OK, I guess I'm about to ruin this question, at least if you're interviewing at HR tech company Paycor, because Todd Rimer, senior manager in talent acquisition there, told me there actually is a right answer in his mind.
"Those that like to win, you can't fault them. Who doesn't like to win? When you win, you are on top," Rimer suggested. "But, when you hate to lose, you are more inclined to learn from mistakes, learn from past experiences, and use these experiences in the future, whether it's your next project or your next sale."
6. "What do you suck at?"
This question isn't all that different from the timeworn, "What's your greatest weakness?" However, I think it's more direct -- and less expected.
"It allows me to understand where they see their shortcomings, but also gives me insights into where they want to avoid [spending] their time," said Peter Sullivan, founder and CEO of Jackpocket. "If that's in conflict with where we need attention, I learn a lot."

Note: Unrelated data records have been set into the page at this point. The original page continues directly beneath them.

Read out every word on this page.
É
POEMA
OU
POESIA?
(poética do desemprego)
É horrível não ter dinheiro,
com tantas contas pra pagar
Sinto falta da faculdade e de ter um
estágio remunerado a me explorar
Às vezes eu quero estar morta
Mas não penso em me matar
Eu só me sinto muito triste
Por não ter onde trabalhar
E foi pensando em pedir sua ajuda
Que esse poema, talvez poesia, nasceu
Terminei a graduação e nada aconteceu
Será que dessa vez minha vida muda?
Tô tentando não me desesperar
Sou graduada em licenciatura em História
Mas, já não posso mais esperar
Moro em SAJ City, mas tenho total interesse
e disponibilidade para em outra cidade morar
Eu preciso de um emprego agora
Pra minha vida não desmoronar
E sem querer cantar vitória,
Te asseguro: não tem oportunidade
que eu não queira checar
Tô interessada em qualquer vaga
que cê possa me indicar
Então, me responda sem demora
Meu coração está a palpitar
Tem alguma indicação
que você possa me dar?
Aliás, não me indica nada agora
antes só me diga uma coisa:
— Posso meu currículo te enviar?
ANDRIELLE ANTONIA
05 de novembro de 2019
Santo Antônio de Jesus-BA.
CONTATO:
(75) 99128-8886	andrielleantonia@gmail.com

7. "What was the best day at work you've had in the past three months?"
I think this is the opposite of the question above: It's a way to get an unguarded insight into a classic question.
"Instead of hitting your candidates with the same old, 'What are your strengths?' question," said Darren Bounds, CEO of Breezy HR, "this is a more organic way to uncover their strengths."
8. "Tell me about a project you worked on that failed. What did you learn?"
Failure is probably the last thing that most job applicants want to dwell on seriously, and with good reason.
But pushing in this direction, with a broad, open-ended question like this, tells you a lot more than the applicant's strengths and weaknesses, said Matt Erickson, managing director at National Positions.
You're trying to find out things like, "Is this candidate driven? How do they communicate with teams?" Erickson explained. "Do they take responsibility? Can they learn and adapt, etc.?"
9. Tell us about a time when you've had to deal with rejection.
I'm including this question here because it's similar, but not quite the same, as the question about failure. It's especially interesting when you're interviewing people for a sales-related role.
"Recruitment is a predominantly sales-based environment," said Ian Clark, head of Americas at recruiting firm Mason Frank International, "so being able to handle rejection is essential to a candidate's success in the role. ... What I'm looking for is a candidate to demonstrate their resilience in this situation, and provide evidence of their drive and tenacity to bounce back."